La Recherche, no. 543, mardi 1 janvier 2019, p. 90 

Sélection du mois

Sociologie

En attendant les robots
Gautier Cariou

En 2013, Carl Benedikt Frey et Michael Osborne, chercheurs en intelligence artificielle (IA) à l’université d’Oxford, publient une étude évaluant ses effets sur l’emploi aux États-Unis. Le couperet tombe : 47 % des emplois seraient menacés. Cette estimation a de quoi inquiéter. Mais, pour le sociologue AntonioCasilli, ce « grand remplacement » est l’arbre qui cache la forêt. L’auteur remet en cause cette idée même, rappelant que les intelligences artificielles ne sauraient se passer d’une aide humaine.
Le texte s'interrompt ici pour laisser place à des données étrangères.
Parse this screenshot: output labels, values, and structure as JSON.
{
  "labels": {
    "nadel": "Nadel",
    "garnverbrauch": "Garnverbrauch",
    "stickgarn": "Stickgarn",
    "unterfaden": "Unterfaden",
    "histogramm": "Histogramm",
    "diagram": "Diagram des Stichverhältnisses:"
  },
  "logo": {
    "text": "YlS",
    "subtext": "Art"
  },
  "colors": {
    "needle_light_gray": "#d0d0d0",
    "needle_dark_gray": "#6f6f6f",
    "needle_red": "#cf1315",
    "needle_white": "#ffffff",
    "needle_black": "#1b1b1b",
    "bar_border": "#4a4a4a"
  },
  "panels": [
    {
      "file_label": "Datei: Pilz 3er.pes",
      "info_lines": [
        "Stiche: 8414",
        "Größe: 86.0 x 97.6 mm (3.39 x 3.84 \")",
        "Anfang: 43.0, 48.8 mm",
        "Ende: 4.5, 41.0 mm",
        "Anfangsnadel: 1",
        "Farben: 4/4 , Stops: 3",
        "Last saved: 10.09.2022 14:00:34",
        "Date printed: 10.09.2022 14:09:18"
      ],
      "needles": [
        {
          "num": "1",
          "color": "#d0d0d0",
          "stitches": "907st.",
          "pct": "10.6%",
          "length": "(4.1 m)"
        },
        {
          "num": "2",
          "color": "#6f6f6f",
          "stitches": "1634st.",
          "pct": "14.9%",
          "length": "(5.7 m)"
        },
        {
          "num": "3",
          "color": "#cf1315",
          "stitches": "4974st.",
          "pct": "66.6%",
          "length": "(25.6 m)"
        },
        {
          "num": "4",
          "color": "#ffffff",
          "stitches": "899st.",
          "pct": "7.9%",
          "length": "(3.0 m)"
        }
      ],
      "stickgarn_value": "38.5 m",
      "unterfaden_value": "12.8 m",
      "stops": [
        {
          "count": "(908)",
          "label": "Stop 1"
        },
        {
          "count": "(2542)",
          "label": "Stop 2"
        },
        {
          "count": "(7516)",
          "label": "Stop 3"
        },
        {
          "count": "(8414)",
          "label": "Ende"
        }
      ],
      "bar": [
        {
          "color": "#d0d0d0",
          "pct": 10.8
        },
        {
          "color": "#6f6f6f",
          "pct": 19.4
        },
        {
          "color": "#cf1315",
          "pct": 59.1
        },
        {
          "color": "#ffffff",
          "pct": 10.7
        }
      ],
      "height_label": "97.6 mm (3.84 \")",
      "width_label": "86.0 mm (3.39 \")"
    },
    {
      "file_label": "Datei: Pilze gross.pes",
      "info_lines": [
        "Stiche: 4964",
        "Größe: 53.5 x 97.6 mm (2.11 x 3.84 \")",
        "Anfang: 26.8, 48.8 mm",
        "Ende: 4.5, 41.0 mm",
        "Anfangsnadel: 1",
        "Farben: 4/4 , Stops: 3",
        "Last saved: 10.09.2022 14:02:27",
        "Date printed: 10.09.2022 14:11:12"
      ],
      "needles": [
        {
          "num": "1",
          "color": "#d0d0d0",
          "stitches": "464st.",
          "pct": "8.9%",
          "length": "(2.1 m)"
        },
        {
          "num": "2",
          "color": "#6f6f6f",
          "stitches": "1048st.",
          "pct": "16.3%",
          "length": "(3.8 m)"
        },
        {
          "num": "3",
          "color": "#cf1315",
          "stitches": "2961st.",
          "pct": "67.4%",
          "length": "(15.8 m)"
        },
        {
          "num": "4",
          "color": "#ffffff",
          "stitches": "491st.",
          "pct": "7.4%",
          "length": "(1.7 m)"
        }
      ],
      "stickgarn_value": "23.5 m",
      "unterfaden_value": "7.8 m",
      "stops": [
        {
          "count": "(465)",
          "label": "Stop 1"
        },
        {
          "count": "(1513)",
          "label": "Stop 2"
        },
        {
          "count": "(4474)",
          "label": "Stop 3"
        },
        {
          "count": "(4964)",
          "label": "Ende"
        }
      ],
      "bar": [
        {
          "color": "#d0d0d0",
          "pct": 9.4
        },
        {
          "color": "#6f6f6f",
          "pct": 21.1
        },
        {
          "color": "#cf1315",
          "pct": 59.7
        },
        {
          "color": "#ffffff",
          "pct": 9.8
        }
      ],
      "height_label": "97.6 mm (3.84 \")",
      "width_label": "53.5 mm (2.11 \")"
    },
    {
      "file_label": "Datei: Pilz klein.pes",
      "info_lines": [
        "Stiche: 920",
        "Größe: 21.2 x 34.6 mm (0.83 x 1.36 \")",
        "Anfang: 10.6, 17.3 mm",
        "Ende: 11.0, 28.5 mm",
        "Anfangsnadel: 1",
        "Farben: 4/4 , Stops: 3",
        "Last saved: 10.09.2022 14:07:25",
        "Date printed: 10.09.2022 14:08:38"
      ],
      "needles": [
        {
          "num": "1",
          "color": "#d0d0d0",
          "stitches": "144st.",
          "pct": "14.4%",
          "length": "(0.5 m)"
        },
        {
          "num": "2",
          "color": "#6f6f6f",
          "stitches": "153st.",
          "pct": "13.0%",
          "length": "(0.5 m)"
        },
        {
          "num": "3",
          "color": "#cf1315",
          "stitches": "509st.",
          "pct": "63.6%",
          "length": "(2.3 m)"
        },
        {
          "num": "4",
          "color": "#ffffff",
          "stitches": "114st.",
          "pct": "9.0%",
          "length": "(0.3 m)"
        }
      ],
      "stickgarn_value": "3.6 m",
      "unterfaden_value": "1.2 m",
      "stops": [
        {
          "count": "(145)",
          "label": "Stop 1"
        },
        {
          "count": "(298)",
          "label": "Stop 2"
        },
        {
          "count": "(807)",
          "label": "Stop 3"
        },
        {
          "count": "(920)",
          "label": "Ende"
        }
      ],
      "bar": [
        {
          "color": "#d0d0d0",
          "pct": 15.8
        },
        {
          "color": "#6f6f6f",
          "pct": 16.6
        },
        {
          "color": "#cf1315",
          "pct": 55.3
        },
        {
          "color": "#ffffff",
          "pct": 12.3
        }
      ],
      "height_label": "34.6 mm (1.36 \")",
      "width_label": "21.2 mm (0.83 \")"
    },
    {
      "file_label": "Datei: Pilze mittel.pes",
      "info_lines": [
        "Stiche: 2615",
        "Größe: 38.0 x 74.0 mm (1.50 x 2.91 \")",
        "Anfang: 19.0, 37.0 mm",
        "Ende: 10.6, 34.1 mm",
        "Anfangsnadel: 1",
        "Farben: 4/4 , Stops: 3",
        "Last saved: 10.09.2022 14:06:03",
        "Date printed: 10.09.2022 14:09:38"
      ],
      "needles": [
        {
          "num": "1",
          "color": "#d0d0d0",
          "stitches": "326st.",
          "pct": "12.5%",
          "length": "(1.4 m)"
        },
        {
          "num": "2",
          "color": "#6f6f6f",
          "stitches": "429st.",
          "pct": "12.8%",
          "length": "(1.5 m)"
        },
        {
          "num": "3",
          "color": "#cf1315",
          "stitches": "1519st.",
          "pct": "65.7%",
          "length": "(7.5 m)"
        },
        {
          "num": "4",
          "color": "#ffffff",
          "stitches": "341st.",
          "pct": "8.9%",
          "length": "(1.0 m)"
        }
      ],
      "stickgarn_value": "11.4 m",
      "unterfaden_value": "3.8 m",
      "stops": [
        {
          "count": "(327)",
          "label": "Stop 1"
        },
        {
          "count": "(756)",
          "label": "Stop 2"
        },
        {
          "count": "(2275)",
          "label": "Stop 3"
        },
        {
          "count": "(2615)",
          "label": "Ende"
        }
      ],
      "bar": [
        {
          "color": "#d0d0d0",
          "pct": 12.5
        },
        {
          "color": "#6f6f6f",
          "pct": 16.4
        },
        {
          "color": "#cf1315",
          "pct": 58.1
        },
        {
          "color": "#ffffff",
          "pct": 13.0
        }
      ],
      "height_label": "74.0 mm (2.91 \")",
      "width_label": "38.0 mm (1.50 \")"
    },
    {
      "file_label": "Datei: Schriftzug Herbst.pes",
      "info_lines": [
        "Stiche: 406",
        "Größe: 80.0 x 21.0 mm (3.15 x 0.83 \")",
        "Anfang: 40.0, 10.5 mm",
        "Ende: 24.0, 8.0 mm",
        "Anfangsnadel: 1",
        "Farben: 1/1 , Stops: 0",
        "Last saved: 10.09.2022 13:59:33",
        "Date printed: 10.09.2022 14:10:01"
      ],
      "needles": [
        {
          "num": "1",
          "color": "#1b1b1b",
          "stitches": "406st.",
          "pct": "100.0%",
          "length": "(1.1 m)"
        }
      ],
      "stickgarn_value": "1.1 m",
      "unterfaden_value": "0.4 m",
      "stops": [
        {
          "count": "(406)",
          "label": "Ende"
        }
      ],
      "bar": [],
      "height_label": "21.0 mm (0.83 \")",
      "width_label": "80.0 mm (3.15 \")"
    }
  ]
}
En effet, pour être performants et créer de la valeur pour les plateformes numériques, les algorithmes d’apprentissage ont besoin de petites mains qui produisent et nettoient les données avant de les en abreuver. Quand il n’est pas réalisé gratuitement par les utilisateurs des plateformes, ce travail est assuré par des « tâcherons du clic », des personnes dont l’activité consiste à annoter des images, filtrer des vidéos, traduire des bouts de phrases, « liker » des pages… Souvent délocalisé dans les pays du Sud et rémunéré quelques centimes la tâche, il est organisé par différents acteurs, comme Amazon Mechanical Turk, service permettant de recruter des centaines de milliers de « turkers ». Cette dénomination fait référence au Turc mécanique, un automate joueur d’échecs mis au point au XVIIIe siècle, mais qui n’était qu’une habile illusion : une personne cachée à l’intérieur jouait les coups. Les turkers seraient quarante à plusieurs centaines de millions, travaillant dans l’ombre des IA. Dès lors, le problème n’est pas tant la disparition du travail que sa profonde mutation et sa dégradation.

La « plateformisation » des activités bouleverse ainsi le rapport au travail et la configuration salarié-entreprise : les plateformes n’offrent pas d’emplois à des salariés, mais des tâches à des contributeurs « décrits comme des sous-traitants et des indépendants, voire des producteurs-consommateurs et des passionnés » . Cette enquête sociologique dense et engagée montre l’envers du décor de l’automation et de la plateformisation de nos sociétés. Une mise au point salutaire dans l’écosystème numérique, où les discours, empreints de novlangue à la tonalité optimiste, anesthésient toute velléité critique. 

Dans La Recherche (Le Blog des livres)

L’historien Vincent Duclert annonce la parution de Les liaisons numériques d’Antonio Casilli (Seuil, 2010) dans le blog Livres de La Recherche.

“Détournant la célèbre sentence attribuée, tel un mythe tenace, à André Malraux, on pourrait écrire que le XXIe siècle sera numérique ou ne sera pas *. La révolution numérique est en tout cas bien engagée et avec elle l’émergence de sociabilités inédites dont l’une des plus frappantes est l’échange amoureux via Internet. Antonio A. Casilli, chercheur au centre Edgar Morin à Paris, a étudié ces nouvelles relations sociales, constitutives d’une véritable société, et il l’a fait à partir d’une importante documentation dont des entretiens avec des acteurs ou des consommateurs du monde virtuel (Les liaisons numériques. Vers une nouvelle sociabilité ?, Le Seuil, coll. « La couleur des idées », 335 p., 20 €). Ce sociologue observe particulièrement les évolutions du Web à partir de son blog de recherche Bodyspacesociety.eu. A noter aussi que son ouvrage est en version e-book disponible via la plateforme EDEN.”